Global inequality

I’ve written a number of times about income inequality in the UK. As I’ve mentioned before, since 1980 the top 1% have increased their share of the income from 8% to 15%, while the top 10% have increased their share from 25% to 31%. There has clearly been a significant increase in income inequality in the last 30 years or so and I find it amazing that, given the current financial crisis, noone seriously suggests that we should be trying to drive income levels back to what they were in the 1980s. I appreciate that this is not easy, but it would allow most to earn a living wage, probably increase employment, and reduce the benefits bill (since fewer would require benefits). Instead, we’re trying to solve the UK’s current financial problems by cutting benefits for those on low incomes.

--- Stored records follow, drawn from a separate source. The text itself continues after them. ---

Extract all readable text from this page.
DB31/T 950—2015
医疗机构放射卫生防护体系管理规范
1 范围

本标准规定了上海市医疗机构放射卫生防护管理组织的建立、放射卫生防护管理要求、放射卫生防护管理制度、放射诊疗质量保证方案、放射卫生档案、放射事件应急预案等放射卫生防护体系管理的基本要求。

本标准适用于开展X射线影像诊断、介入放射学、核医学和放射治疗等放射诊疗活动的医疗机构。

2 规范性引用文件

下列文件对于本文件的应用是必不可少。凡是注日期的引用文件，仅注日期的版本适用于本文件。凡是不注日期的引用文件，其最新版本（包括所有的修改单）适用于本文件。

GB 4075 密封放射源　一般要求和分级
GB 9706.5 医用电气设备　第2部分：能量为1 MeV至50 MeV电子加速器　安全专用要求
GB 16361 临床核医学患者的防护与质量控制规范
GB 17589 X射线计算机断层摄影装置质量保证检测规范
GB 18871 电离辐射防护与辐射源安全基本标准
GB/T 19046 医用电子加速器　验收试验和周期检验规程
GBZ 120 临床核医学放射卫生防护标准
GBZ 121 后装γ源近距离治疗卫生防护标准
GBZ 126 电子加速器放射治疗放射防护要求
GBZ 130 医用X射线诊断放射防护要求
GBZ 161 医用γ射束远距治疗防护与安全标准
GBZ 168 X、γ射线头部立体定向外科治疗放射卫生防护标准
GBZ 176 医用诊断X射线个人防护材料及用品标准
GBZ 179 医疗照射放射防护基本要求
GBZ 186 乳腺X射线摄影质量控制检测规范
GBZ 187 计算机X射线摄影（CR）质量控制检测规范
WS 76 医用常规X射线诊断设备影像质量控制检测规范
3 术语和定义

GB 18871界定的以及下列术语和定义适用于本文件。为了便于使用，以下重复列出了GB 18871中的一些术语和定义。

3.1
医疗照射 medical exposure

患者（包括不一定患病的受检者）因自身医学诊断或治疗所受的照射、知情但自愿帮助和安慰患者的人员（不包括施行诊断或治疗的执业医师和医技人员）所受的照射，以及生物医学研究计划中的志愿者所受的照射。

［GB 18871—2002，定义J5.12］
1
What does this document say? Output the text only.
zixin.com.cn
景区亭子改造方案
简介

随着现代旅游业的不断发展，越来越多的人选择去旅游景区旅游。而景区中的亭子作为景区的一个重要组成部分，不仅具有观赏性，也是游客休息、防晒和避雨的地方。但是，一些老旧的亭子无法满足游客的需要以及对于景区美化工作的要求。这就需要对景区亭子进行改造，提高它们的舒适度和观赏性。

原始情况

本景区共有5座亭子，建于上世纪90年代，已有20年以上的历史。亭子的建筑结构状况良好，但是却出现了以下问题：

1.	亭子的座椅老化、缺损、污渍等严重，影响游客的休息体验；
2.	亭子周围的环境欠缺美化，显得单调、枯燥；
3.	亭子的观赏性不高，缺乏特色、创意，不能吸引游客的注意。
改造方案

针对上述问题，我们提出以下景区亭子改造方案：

Anyway, the reason I decided to write about this was that I noticed today an interesting report by Oxfam claiming that the Annual income of richest 100 people enough to end global poverty four times over. The report claims that in the last 20 years, globally, the top 1% have increased their income by 60%. The top 0.01% by an ever larger amount. In 2012, alone, the richest 100 people in the world increased their wealth by £240 billion. This increase is, according to the CIA world factbook, about the same as the GDP of Portugal. I find this staggering. At a time of financial crisis, the wealthiest 100 people can increase their wealth – in a single year – by the GDP of a Western European country with a population of 11 million.

One problem, I find, with this type of issue is that it is often perceived as some kind of debate about capitalism versus socialism. It is not. It is really a debate about how best to distribute income in a modern society. I have no issue with those who are creative, hard-working, and who contribute most to economic growth being rewarded more than others. I do think, however, that there needs to be some balance. I understand that global wealth can increase, but it doesn’t appear to be doing so fast enough to accommodate the rise in income of the top 1% – at least not without a corresponding loss of income for those on the bottom. Is it morally defensible for the top few percent to take an ever increasing faction of the global income while millions are living in poverty. Noone’s asking the top few percent to become poor. All that is needed is a recognition that increasing their wealth by an amount comparable to the GDP of a major nation might be questionable during these difficult financial times.

I don’t know how to do anything about this. I think the problem is our governments. The wealthy clearly have an influence on government policy. In some sense this is natural. As their wealth increases, it seem clear that this influence will increase and they will do their utmost to dissuade governments from doing anything that might inhibit their ability to further increase their wealth. This seems like a horrible feedback loop that could be extremely dangerous and damaging to world stability (as suggested by Oxfam). To me, governments should be aiming to have a damping influence on this feedback loop, and they seem very reluctant to do this. It seems amazing to me that, in what are regarded as democracies, we have governments that seem to be following a path that will increase the wealth of a tiny fraction of the world’s population at the expense of the wealth of the majority that they are meant to be representing. I don’t really know what else to say, but I do think that this could become a very big issue in the not too distant future if we don’t start acting to redistribute wealth in a more equitable way.


2 thoughts on “Global inequality

  1. I was thinking a little bit about whether or not it made sense that the richest 100 people could have increased their wealth in 2012 by $240 billion. It seems remarkable. I can’t find any raw data, but from wikipedia, the Forbes list of billionaires suggests that the 10 richest people had a total worth (in 2012) of $395 billion. There were 1226 billionaires with a total worth of $4.6 trillion. So 1226 people have are worth about 7% of the entire world economy. I don’t quite know the worth of the top 100, but it has to be between $395 billion and $4.6 trillion. Increasing their wealth by $240billion in 2012 is not therefore that unlikely. It might be something like a 10% growth of their wealth in a single year.

  2. Amazing article in the Guardian today claiming that an IMF report has suggested that the deterioration of the UK’s current account deficit between 1997 and 2007 can be explained by the rise in British inequality. I think this makes perfect sense. We’re a consumer society. As inequality grows, those on lower incomes have less disposable income. The only way that they can spend is to borrow and hence our debt level rises until it becomes unsustainable. As far as I can tell, this process results in the wealthy – in a sense – winning multiple times. They effectively lend their wealth to the poor to buy their products. They then earn interest on these loans and when a financial crisis hits, they get bailed out by the taxpayer. Remarkable economic model.